Karthik Pandian



Né en 1981, Karthik Pandian vit et travaille à Los Angeles. Son travail a bénéficié dès 2010 d’une exposition personnelle au Whitney Museum of American Art (New York) et a été montré dans le cadre de plusieurs expositions collectives (dont, sous nos latitudes resserrées, La Triennale et Nouvelles Vagues au Palais de Tokyo, Film as Sculpture au Wiels, Bruxelles). Le centre d’art contemporain Bétonsalon présente actuellement sa première exposition personnelle en France, une exposition plus généreuse qu'il n’y paraît en premier lieu. Confessions intimes à décortiquer pas à pas avec, pour fil conducteur, un texte de l’artiste au sens volontiers énigmatique.
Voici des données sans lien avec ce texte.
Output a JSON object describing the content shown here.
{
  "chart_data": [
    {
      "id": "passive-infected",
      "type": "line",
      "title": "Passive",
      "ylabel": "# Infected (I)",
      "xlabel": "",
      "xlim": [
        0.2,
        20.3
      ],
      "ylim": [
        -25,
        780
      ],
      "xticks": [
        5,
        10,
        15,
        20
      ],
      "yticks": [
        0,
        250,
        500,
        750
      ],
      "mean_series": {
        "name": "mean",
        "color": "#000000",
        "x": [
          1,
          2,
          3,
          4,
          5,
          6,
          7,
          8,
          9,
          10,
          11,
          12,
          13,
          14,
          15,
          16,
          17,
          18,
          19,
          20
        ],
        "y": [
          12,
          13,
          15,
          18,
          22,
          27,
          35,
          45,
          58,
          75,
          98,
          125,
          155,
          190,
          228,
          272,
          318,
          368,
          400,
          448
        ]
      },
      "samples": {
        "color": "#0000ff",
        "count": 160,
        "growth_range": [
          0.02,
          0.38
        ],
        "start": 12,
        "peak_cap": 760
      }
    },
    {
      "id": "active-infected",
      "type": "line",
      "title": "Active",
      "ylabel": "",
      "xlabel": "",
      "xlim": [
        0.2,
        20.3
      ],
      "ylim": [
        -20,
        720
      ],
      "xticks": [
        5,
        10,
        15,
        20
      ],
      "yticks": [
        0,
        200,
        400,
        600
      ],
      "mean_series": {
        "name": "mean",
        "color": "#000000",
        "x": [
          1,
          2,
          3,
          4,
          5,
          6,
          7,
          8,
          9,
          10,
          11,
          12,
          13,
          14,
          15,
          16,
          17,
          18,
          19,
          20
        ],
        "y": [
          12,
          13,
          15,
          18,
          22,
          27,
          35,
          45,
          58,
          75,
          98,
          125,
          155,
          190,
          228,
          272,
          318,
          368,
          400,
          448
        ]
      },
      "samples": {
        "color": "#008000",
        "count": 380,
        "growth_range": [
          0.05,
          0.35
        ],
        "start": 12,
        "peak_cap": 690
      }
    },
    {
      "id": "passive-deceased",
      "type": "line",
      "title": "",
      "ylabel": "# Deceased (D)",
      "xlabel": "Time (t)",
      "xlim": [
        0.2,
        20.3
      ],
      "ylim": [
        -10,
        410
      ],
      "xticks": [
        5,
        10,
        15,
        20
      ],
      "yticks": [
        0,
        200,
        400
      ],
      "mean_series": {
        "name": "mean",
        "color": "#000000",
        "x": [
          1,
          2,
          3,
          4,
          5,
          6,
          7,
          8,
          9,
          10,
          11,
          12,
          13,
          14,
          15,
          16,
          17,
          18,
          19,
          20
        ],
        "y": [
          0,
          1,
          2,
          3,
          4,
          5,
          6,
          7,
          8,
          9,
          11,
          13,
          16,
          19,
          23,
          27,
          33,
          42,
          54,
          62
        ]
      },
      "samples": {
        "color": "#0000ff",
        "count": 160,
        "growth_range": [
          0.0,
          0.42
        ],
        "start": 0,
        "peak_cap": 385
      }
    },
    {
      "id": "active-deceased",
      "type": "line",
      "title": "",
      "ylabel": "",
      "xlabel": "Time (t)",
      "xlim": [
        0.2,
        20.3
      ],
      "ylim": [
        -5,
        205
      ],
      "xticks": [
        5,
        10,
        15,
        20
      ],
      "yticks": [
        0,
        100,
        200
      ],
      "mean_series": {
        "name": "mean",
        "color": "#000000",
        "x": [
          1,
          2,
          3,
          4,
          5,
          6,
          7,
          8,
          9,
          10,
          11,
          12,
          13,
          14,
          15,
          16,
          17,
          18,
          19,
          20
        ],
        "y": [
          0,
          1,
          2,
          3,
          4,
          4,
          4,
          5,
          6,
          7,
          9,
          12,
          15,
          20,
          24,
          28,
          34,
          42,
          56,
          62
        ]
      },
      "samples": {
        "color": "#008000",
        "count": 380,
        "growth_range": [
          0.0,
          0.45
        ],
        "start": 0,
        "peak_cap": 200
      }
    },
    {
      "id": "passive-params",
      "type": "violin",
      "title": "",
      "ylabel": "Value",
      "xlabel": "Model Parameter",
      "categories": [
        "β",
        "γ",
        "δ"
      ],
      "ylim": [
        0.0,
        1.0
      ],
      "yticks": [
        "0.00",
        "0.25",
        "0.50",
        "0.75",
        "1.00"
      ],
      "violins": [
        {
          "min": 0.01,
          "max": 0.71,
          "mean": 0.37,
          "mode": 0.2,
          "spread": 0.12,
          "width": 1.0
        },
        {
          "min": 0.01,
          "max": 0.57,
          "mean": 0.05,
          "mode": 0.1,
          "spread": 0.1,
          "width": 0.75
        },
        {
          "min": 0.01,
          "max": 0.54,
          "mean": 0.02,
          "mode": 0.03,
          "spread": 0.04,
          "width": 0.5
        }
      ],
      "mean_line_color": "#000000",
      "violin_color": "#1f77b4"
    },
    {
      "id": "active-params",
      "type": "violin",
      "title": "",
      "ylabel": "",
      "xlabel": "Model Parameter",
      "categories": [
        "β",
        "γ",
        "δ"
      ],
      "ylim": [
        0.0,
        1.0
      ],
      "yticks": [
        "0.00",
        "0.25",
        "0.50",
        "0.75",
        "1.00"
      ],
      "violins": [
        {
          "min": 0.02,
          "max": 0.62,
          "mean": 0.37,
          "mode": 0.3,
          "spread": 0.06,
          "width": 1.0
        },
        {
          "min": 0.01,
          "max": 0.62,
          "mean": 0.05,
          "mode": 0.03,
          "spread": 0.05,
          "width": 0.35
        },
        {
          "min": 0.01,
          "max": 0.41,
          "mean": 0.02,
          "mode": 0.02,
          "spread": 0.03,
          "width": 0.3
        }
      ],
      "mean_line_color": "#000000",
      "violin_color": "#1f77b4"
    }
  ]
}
Au centre de l’espace scandé par deux larges cimaises, une table « faite d’un seul merisier américain » dissimule entre ses pieds un cerveau sculpté en bois de noyer. Point de rencontre de savoir-faire artisanaux (l’artiste a travaillé avec un ébéniste) et technologiques (le cerveau reproduit celui de l’artiste, à partir d’une image réalisée à des fins médicales), l’oeuvre confronte symboliquement deux récits puisés dans l’enfance de deux hommes illustres du XVIIIe siècle : George Washington et Jean-Jacques Rousseau. Après avoir abattu un des cerisiers de son père, le petit George ne peut faire autrement que d’avouer son méfait. « I cannot tell a lie » : l’anecdote apocryphe, connue de tous les américains, a construit le mythe d’un premier président des États-Unis viscéralement honnête. Contrepoint à cet épisode hagiographique, le recours au bois de noyer est, pour Karthik Pandian, l’écho d’un souvenir narré par Jean-Jacques Rousseau dans ses Confessions ; entreprise littéraire entièrement basée, on s’en souvient, sur la promesse d’une honnêteté sans limites et d’une vérité sans fards. Dans le Livre premier de ses jeunes années, Rousseau se souvient en effet d’un ingénieux système d’irrigation échafaudé au profit d’une bouture de saule plantée en secret... mais au détriment du noyer de son tuteur. Une fois encore, la friponnerie enfantine est aussitôt découverte par l’adulte qui s’époumone en pulvérisant à coups de pioche le fragile aménagement : « Un aqueduc ! Un aqueduc ! ».

Est-ce l’invitation à exposer en France, ce vieux pays des Lumières, qui a donné l’idée à Karthik Pandian de rapprocher ces histoires où s’entremêlent nature et culture ? Évoquer l’honnêteté mythique de George Washington a évidemment valeur de dénonciation politique. De ce président au portrait devenu icône, fondateur omniprésent de la société américaine, l’artiste rappelle l’engagement pour le maintien de l’esclavage, et met en regard ce passé national avec son vécu dans la société américaine contemporaine. Ses propres « Confessions », couchées au marqueur blanc sur des panneaux vitrés et placardés, ont trait aux situations discriminatoires que sa peau « marron noisette » lui a values.

On s’assied à table pour mettre à plat ses idées comme on s’attable pour dîner, si un rapport imaginaire peut être tiré avec le film 16 mm muet intitulé Life after life réalisé par Karthik Pandian avec sa partenaire Paige K. Johnston : une main féminine présente un enchaînement de fruits et légumes qu’elle palpe, caresse, ouvre avec une gestuelle explicitement érotique. Parade d’humour pour vie sexuelle d’un autre type, offrandes juteuses au soleil qui baigne la scène de ses rayons.

On ne s’aperçoit pas immédiatement de l’attention portée à la lumière dans l’exposition, or elle la rythme certainement. Les baies vitrées, habituellement occultées, ont été dégagées. Tous les soirs, en un mystérieux rituel performatif, l’équipe retourne « sur le dos » A cherry table with a walnut brain et ferme les lieux en laissant les lumières allumées, « laissant émaner l’horreur ». À l’entrée, une petite forme a été creusée dans le sol en ciment brossé du centre d’art. Une petite forme de chapeau à larges bords similaire à celle révélée par l’imagerie médicale à la surface du cerveau de l’artiste. On imagine le geste primaire, l’acte exutoire, l’attention précise portée enfin à la netteté de la découpe. Irruption violente, imprévue, de la peur profondément intime et pourtant universellement comprise du couperet d’un diagnostique à venir.